Power Women: Amy Price
Radical change doesn't scare Bentall Kennedy's US COO Amy Price. She left a longtime post at Morgan Stanley in 2011; two years later, she's plumped up the Canadian-based firm's small San Francisco investment team from two to nearly a dozen, filling in areas of development, deals, asset and portfolio management, and biz dev.
Bentall Kennedy's local investment portfolio is a tale of two different submarkets, Amy tells us. On one end, Transbay Block 6 is an uber-green residential tower rising next to the waterfront that'll act as a gateway to Financial District and SoMa jobs. On the other, the brand-new NEMA project in mid-Market--the city's biggest luxury rental development, below--sits smack dab next to Twitter and comes loaded with tech amenities. (Speaking of two submarkets, if Dickens were alive, you know he would've loved tweeting.) Both projects are about "transforming cities," she says. The company's also expanding into the medical office and industrial spaces, having just bought Amazon's 1.1M SF fulfillment and distribution center in Texas.
Amy's used to being in the minority. When she left Morgan Stanley, she was the sole female out of 30 real estate investing managing directors worldwide. Now, she's the only woman on the management committee at Bentall Kennedy. How she got there: At age 18, she made the trek from sunny SoCal to cold Colgate University in "the middle of nowhere" New York--one of three Cali-bred students in her freshman class. Armed with an econ degree, she landed in Manhattan as an analyst for Morgan Stanley and fell in love with the real estate side of finance.
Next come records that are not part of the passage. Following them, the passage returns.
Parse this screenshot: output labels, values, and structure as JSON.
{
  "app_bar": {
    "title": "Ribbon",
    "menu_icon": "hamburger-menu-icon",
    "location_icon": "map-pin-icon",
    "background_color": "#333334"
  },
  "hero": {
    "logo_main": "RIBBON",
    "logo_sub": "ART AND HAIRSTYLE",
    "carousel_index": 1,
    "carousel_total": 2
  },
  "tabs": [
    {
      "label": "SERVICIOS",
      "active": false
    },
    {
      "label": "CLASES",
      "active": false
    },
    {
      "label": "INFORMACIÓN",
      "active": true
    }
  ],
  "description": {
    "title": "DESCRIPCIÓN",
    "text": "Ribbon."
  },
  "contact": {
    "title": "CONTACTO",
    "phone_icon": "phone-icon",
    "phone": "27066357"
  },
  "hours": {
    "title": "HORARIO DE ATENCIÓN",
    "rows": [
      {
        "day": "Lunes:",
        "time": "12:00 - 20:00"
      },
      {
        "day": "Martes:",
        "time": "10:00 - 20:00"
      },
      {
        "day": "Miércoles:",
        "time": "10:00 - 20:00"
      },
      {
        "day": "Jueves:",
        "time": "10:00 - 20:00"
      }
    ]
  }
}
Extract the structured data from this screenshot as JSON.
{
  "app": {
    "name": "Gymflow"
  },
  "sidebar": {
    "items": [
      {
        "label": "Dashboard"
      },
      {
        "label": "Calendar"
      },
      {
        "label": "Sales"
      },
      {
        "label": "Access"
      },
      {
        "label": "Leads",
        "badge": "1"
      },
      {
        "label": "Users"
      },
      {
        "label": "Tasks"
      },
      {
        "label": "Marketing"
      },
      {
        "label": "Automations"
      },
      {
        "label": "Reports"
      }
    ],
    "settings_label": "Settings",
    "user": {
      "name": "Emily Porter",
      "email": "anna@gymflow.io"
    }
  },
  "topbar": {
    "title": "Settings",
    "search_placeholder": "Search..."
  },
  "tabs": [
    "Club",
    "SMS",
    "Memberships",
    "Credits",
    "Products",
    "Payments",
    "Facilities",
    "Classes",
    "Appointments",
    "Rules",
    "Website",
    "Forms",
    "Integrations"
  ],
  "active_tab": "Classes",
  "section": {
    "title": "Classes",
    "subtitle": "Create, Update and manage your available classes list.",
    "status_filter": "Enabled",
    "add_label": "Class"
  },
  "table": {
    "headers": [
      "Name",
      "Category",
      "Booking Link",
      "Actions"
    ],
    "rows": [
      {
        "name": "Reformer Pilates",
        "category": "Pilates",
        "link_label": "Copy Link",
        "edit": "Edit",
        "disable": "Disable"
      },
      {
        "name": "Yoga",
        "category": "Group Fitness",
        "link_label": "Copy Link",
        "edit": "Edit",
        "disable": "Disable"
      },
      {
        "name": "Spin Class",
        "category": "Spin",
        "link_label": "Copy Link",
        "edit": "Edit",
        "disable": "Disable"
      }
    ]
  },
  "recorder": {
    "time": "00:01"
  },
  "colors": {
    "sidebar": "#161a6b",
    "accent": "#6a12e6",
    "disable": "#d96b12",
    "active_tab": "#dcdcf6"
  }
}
She jumped at the chance to work for a year in Hong Kong ("why not?") before getting a biz degree at Wharton. (Above, the world traveler drifts along a canal in Thailand.) In 2000, she compromised with her venture capitalist fiance: move to dot-com San Francisco, where she could open Morgan Stanley's office. A dozen years and three kids later, she was ready for a big change. She got to know Bentall Kennedy's US CEO Mike McKee and liked the idea of narrowing her focus at a real estate-centric company. As COO, she has the daunting task of making sure the financial and operating performance of the equity giant is up to par.
Amy's biggest job outside the office is being a mom: her kids are 3, 6, and 9. Many big families opt to live across the bridge, but the Prices choose to be city folk for a reason, she says. Calling Pac Heights home reduces the radius between her Financial District office and what she calls "kid infrastructure": schools, activities, and doctors. Living and working within that 1.5 mile radius is important for her sanity, she says.